Leslie Jones

Personal information
- Full name: Leslie Norman Jones
- Born: 13 July 1891 Tattenhall, Cheshire, England
- Died: 8 January 1962 (aged 70) Chester, Cheshire, England
- Batting: Right-handed
- Bowling: Right-arm (unknown style)

Domestic team information
- 1937: Minor Counties
- 1910–1938: Cheshire

Career statistics
| Competition | First-class |
| Matches | 1 |
| Runs scored | 13 |
| Batting average | 13.00 |
| 100s/50s | –/– |
| Top score | 9* |
| Balls bowled | 61 |
| Wickets | 7 |
| Bowling average | 3.14 |
| 5 wickets in innings | 1 |
| 10 wickets in match | – |
| Best bowling | 5/8 |
| Catches/stumpings | –/– |
- Source: Cricinfo, 14 August 2012

= Leslie Jones (cricketer) =

English cricketer

Leslie Norman Jones (13 July 1891 - 8 January 1962) was an English cricketer. Jones was a right-handed batsman who was a right-arm bowler, although his bowling style is unknown. He was born at Tattenhall, Cheshire.

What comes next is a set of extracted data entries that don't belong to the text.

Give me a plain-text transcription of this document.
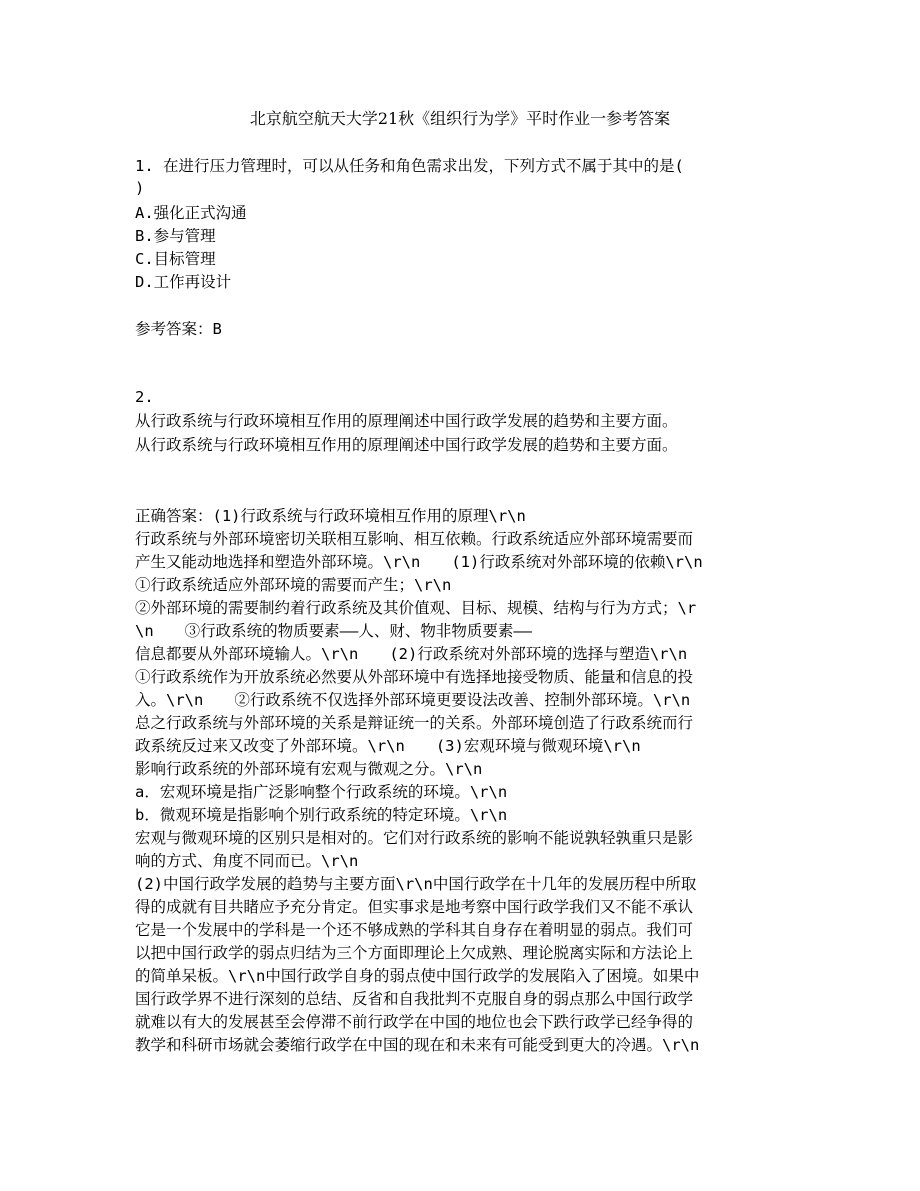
北京航空航天大学21秋《组织行为学》平时作业一参考答案
1. 在进行压力管理时，可以从任务和角色需求出发，下列方式不属于其中的是(
)
A.强化正式沟通
B.参与管理
C.目标管理
D.工作再设计
参考答案：B
2.
从行政系统与行政环境相互作用的原理阐述中国行政学发展的趋势和主要方面。
从行政系统与行政环境相互作用的原理阐述中国行政学发展的趋势和主要方面。
正确答案：(1)行政系统与行政环境相互作用的原理\r\n
行政系统与外部环境密切关联相互影响、相互依赖。行政系统适应外部环境需要而
产生又能动地选择和塑造外部环境。\r\n　　(1)行政系统对外部环境的依赖\r\n
①行政系统适应外部环境的需要而产生；\r\n
②外部环境的需要制约着行政系统及其价值观、目标、规模、结构与行为方式；\r
\n　　③行政系统的物质要素——人、财、物非物质要素——
信息都要从外部环境输人。\r\n　　(2)行政系统对外部环境的选择与塑造\r\n
①行政系统作为开放系统必然要从外部环境中有选择地接受物质、能量和信息的投
入。\r\n　　②行政系统不仅选择外部环境更要设法改善、控制外部环境。\r\n
总之行政系统与外部环境的关系是辩证统一的关系。外部环境创造了行政系统而行
政系统反过来又改变了外部环境。\r\n　　(3)宏观环境与微观环境\r\n
影响行政系统的外部环境有宏观与微观之分。\r\n
a．宏观环境是指广泛影响整个行政系统的环境。\r\n
b．微观环境是指影响个别行政系统的特定环境。\r\n
宏观与微观环境的区别只是相对的。它们对行政系统的影响不能说孰轻孰重只是影
响的方式、角度不同而已。\r\n
(2)中国行政学发展的趋势与主要方面\r\n中国行政学在十几年的发展历程中所取
得的成就有目共睹应予充分肯定。但实事求是地考察中国行政学我们又不能不承认
它是一个发展中的学科是一个还不够成熟的学科其自身存在着明显的弱点。我们可
以把中国行政学的弱点归结为三个方面即理论上欠成熟、理论脱离实际和方法论上
的简单呆板。\r\n中国行政学自身的弱点使中国行政学的发展陷入了困境。如果中
国行政学界不进行深刻的总结、反省和自我批判不克服自身的弱点那么中国行政学
就难以有大的发展甚至会停滞不前行政学在中国的地位也会下跌行政学已经争得的
教学和科研市场就会萎缩行政学在中国的现在和未来有可能受到更大的冷遇。\r\n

Jones made his debut for Cheshire against Northumberland in the 1910 Minor Counties Championship at Boughton Hall Cricket Club Ground. He made eighteen appearances in the Minor Counties Championship for Cheshire before World War I, after which he returned to play for the county. He played minor counties cricket for Cheshire from 1920 to 1938, making 139 further appearances for the county in the Minor Counties Championship, the last of which came against the Yorkshire Second XI. He was also Cheshire captain from 1931 to 1934. Playing minor counties cricket for Cheshire allowed Jones to be selected to play for a combined Minor Counties cricket team, with him making a single first-class appearance for the team at the age of 45 against Ireland in 1937 at Observatory Lane, Rathmines. Ireland won the toss and elected to bat first, making 102 all out, with Jones taking the wickets of Frank Quinn and George Crothers, to finish with figures of 2/14 from four overs. The Minor Counties were then dismissed for just 69 in their first-innings, with Jones ending the innings not out on 9. Ireland improved in their second-innings, making 179 all out, with Jones taking five wickets to finish with figures of 5/8 from 6.1 overs. Set 213 for victory, the Minor Counties were dismissed for 113, with Jones making 4 runs before he was dismissed by James Boucher.

His brother and nephew, both named William, also played for and captained Cheshire. He died at Chester, Cheshire, on 8 January 1962.